Es sind chemische Zusätze, die Plastik für zahlreichen Produkten des täglichen Gebrauchs zugesetzt werden. Genannt werden diese Chemikalien Phthalate oder auch Weichmacher. Kinder nehmen diese Stoffe anscheinend beim Essen auf. Dieses kann aber zu Bluthochdruck führen.

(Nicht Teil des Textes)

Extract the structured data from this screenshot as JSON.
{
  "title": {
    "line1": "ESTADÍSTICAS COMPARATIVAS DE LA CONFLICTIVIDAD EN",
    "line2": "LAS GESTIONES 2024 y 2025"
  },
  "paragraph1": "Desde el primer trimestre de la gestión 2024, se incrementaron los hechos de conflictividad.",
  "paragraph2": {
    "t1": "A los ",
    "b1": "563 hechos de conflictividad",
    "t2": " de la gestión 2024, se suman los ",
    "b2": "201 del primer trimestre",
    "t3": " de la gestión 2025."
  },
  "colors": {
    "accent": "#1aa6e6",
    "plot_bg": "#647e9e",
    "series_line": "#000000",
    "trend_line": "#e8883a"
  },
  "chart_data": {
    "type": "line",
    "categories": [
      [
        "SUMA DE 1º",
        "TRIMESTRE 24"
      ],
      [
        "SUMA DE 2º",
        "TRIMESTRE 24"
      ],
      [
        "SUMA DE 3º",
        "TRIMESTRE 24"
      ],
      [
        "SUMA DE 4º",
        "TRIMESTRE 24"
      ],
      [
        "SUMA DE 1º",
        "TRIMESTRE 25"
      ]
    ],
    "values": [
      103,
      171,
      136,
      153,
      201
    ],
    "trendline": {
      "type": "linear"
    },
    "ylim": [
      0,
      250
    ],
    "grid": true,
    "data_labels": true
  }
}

Phthalate sind mittlerweile heftig umstritten. Die Weichmacher sind laut Bundesministerium für Umwelt, Naturschutz und Reaktorsicherheit (BMU) in Bodenbelägen, Tapeten, kunststoffbeschichteten Verpackungsmaterialien, Kinderspielzeug, Lacken, Anstrich- und Beschichtungsmitteln und Kosmetika, aber auch in Medizinprodukten und Arzneimitteln zu finden. Sie sind aber auch Kindertassen aus Plastik und Einpackfolien enthalten. Das BMU unterschlägt die bekannten Gefahren nicht: "Sie haben hormonähnliche Eigenschaften und können schädliche Wirkungen auf die Fortpflanzungsfähigkeit haben."

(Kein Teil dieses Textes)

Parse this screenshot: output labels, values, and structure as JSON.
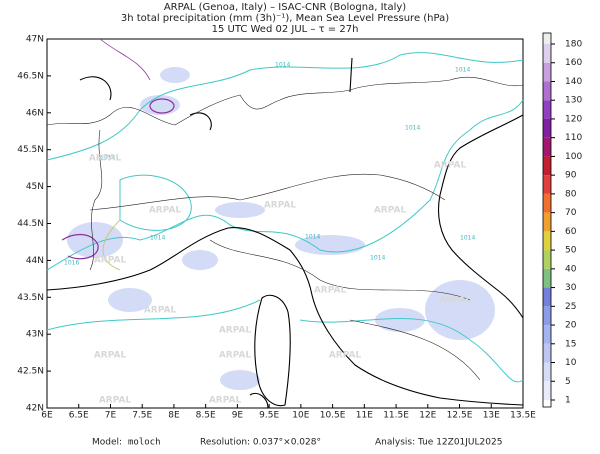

Wissenschaftler haben nun fast 3000 Kinder und Jugendliche untersucht. Vor allem haben sie das Vorkommen von Weichmachern in den Körpern der Kinder im Urin gemessen. Sie haben heraus gefunden, dass je höher diese Stoffe waren, desto höher auch der Bluthochdruck der Kinder und Jugendlichen war. Prof. Dr. Leonardo Trasande vom NYU Langone Medical Center, New York,  erklärt das so: "Phthalate können die Funktion von Herzzellen stören und oxidativen Stress bewirken. Und das beides beeinflusst die Gesundheit der Arterien."

Dass vor allem Kinder von der Aufnahme der Phthalate mit der Ernährung gefährdet sind, haben Studien in Großbritannien, Dänemark und Deutschland gezeigt. Demnach steckten die Weichmacher sogar in Pulvern für Fertignahrungen und in Fertigessen mit Gemüse und Fleisch. Auf mindestens 23 Mikrogramm pro Kilo Körpergewicht schätzt Greenpeace die täglich Aufnahme am Tag allein durch die Ernährung. Hinzu kommen aber andere Quellen. So werde der festgelegte Grenzwert von 37 Mikrogramm am Tag wahrscheinlich nicht nur erreicht sondern sogar überschritten. Kinder sind, das zeigen Untersuchungen, viel stärker mit Phthalaten belastet als Erwachsene.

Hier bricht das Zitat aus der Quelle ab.